Golfboy lived in and was raised in a decidedly WASPy milieu. Between the nonstop golf at the country club, a family that celebrated Christmas, an older brother who was a "Jr." and a last name that was unbelievably WASPatized, I wondered if he would or could ever be Jewish enough for me. Conversely, knowing that his first wife was a blonde non-Jew made me contemplate whether this guy could be attracted to me in all my Semitic splendor.
After about three weeks of some sort of daily communication, I arrived at work and received my dream e-mail: My knight in shining armor-to-be was coming to Los Angeles! For an entire weekend? Uh-oh. Two nights and two days with a man that I've never even laid eyes upon? Not even a photo? I decided to put my faith in my friend and let the weekend date fall as it may.
As the days grew closer to Golfboy's impending visit, the e-mails became more and more endearing.
"I can't wait to see your pretty mug," he gushed. "I have a really good gut instinct about us," and similar sentiments.
I was definitely curious to meet him and loved his enthusiasm, but I wondered, could I ever live up to the image he had created in his mind? I tried to downplay my expectations.
"He's building you up so much that you can only come crashing down," cautioned my mother, aka "Mrs. Right." "Since when does a 44-year-old, successful, straight man have trouble meeting a woman in a city full of gays?" she inquired.
Yet as the days to our big date grew closer, I noticed I wasn't alone in the game of high expectations. Many of my friends were being set up and meeting men on the Internet and getting sucked in quickly by this insidious "build-up phenomenon."
They'd have a few great phone conversations and e-mails and then I'd hear, "I've met my future husband. I just have such a great feeling about this!"
Is it possible for us mere mortals to keep our feet planted firmly on the ground until we meet these guys in person and get to know them? Or must we immediately project our fantasies and create these perfect men that we so desperately want to meet?
These thoughts competed with my excitement on the day of the date.

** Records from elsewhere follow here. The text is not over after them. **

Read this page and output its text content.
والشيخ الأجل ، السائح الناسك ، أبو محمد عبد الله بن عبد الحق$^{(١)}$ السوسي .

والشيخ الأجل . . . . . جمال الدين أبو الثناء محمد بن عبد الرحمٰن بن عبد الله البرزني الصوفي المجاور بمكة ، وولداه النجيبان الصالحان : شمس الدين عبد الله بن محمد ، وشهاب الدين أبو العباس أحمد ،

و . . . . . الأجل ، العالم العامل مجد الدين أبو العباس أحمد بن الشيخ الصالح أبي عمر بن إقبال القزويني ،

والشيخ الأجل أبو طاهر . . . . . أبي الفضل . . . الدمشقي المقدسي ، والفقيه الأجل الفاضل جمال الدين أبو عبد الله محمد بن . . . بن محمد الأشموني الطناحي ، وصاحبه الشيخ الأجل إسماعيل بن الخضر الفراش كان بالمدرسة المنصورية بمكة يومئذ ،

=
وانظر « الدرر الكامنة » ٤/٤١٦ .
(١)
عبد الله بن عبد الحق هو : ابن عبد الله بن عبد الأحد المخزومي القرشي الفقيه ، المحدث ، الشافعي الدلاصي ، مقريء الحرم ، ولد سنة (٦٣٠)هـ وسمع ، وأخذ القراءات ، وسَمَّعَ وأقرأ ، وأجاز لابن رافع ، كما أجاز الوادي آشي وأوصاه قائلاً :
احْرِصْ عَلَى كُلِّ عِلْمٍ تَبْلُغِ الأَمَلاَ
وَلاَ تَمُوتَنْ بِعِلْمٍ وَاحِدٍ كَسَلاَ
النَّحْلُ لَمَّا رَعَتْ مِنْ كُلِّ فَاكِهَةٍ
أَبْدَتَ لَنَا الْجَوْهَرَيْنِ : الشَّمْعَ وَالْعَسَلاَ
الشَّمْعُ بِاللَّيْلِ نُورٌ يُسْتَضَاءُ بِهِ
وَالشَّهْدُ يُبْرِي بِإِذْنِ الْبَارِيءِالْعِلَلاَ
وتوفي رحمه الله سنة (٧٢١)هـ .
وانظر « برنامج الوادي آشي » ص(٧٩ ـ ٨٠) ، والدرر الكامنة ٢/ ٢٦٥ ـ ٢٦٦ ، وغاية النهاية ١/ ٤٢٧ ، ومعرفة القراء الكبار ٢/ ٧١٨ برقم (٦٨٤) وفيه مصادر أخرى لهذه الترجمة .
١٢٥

My excitement turned to nausea and my heart dropped into my stomach as I dialed Golfboy's room at the Peninsula Hotel (classy!) from the lobby, just as we had planned.
No answer. Did he change his mind?
I turned around and there he was: Not exactly JFK Jr. (who is?) -- more like a Jewish George Hamilton sans fake tan. Still, he was cute enough; and anyway, wasn't I interested in his personality?
But my heart dropped again -- this time in disappointment, not nervousness -- when I caught his first look at me. It was a look that said, "Less than thrilled."
What did he expect? Bo Derek on the beach with cornrows in her hair? I thought that I had described myself fairly accurately as a Julia Louis Dreyfus type -- petite, long curly hair, etc.
That weekend, we stuck to our agreed-upon schedule of activities (hiking, dinners at fine restaurants, massages at the hotel, etc.) and got along famously, as I knew we would. Although he was the consummate gentleman, sadly, it hardly was the amorous weekend that I had hoped to have. As much as I had tried to avoid the build-up phenomenon, it had hit me, too.
I was rather appalled by his perilously high level of self-disclosure (did I really need to know that he has issues of abandonment with his mother on our first weekend together?) and disappointed that throughout the entire weekend he barely made me laugh.
As I dropped him off at the airport knowing that I'd never see this man again, I realized that my mother was right. How could two people who had been fantasizing and building each other up for so long ever satisfy each other?